2

I have a bunch of 'paired' observations from a study for the same subject, and I am trying to build a spaghetti plot to visualize these observations as follows:

library(plotly)
df <- data.frame(id = rep(1:10, 2),
                 type = c(rep('a', 10), rep('b', 10)),
                 state = rep(c(0, 1), 10),
                 values = c(rnorm(10, 2, 0.5), rnorm(10, -2, 0.5)))
df <- df[order(df$id), ]
plot_ly(df, x = type, y = values, group = id, type = 'line') %>%
  layout(showlegend = FALSE)

It produces the correct plot I am seeking. But, the code shows each grouped line in own color, which is really annoying and distracting. I can't seem to find a way to get rid of colors.

Bonus question: I actually want to use color = state and actually color the sloped lines by that variable instead.

Any approaches / thoughts?

dww
  • 30,425
  • 5
  • 68
  • 111
Gopala
  • 10,363
  • 7
  • 45
  • 77
  • 4
    Stumbled upon this question looking for a way to plot multiple lines with one plotly-command. In the current plotly-package (4.7.1) you need `plot_ly(df,x=~type,y=~values, type='scatter',mode='lines',split=~id) %>% layout(showlegend = FALSE)` to make this example work. – 5th Sep 20 '17 at 11:08

1 Answers1

5

You can set the lines to the same colour like this

plot_ly(df, x = type, y = values, group = id, type = 'scatter', mode = 'lines+markers', 
        line=list(color='#000000'), showlegend = FALSE)

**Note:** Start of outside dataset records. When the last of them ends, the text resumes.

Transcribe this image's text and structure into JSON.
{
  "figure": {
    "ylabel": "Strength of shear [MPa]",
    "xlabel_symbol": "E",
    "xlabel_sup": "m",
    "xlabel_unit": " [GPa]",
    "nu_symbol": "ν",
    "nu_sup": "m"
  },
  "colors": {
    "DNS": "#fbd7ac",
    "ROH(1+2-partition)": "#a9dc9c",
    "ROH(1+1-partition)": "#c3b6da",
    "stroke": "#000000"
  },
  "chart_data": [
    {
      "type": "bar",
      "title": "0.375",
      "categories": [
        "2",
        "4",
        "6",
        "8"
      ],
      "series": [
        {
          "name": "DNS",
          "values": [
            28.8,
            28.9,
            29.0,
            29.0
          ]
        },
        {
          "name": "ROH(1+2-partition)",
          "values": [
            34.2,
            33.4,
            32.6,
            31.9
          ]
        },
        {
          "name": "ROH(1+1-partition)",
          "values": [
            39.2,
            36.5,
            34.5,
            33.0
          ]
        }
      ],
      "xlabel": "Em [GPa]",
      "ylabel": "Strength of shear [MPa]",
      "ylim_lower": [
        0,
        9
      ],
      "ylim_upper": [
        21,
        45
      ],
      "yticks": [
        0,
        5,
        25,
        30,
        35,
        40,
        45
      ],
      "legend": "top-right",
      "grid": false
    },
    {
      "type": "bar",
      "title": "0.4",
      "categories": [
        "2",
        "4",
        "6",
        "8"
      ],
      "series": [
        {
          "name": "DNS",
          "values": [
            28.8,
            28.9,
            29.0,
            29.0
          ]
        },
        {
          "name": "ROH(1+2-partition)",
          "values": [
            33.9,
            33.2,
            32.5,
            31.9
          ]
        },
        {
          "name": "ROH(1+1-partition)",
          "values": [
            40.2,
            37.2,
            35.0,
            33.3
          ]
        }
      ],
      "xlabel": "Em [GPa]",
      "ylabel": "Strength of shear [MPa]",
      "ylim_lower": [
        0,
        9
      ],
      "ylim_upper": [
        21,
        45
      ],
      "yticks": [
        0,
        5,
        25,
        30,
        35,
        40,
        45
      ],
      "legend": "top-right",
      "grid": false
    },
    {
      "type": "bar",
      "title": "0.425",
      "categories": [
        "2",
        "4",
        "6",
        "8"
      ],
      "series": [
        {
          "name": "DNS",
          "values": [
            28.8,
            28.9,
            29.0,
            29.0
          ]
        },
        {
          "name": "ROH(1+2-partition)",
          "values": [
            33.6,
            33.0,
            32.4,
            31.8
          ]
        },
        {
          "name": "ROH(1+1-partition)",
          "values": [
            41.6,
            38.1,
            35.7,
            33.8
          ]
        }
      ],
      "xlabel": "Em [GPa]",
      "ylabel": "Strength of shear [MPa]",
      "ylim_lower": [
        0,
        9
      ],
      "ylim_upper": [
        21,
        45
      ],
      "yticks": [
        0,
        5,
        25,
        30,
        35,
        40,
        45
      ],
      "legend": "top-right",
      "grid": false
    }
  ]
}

enter image description here

For the 'bonus' two-for-the-price-of-one question 'how to color by a different variable to the one used for grouping':

If you were only plotting markers, and no lines, this would be simple, as you can simply provide a vector of colours to marker.color. Unfortunately, however, line.color only takes a single value, not a vector, so we need to work around this limitation.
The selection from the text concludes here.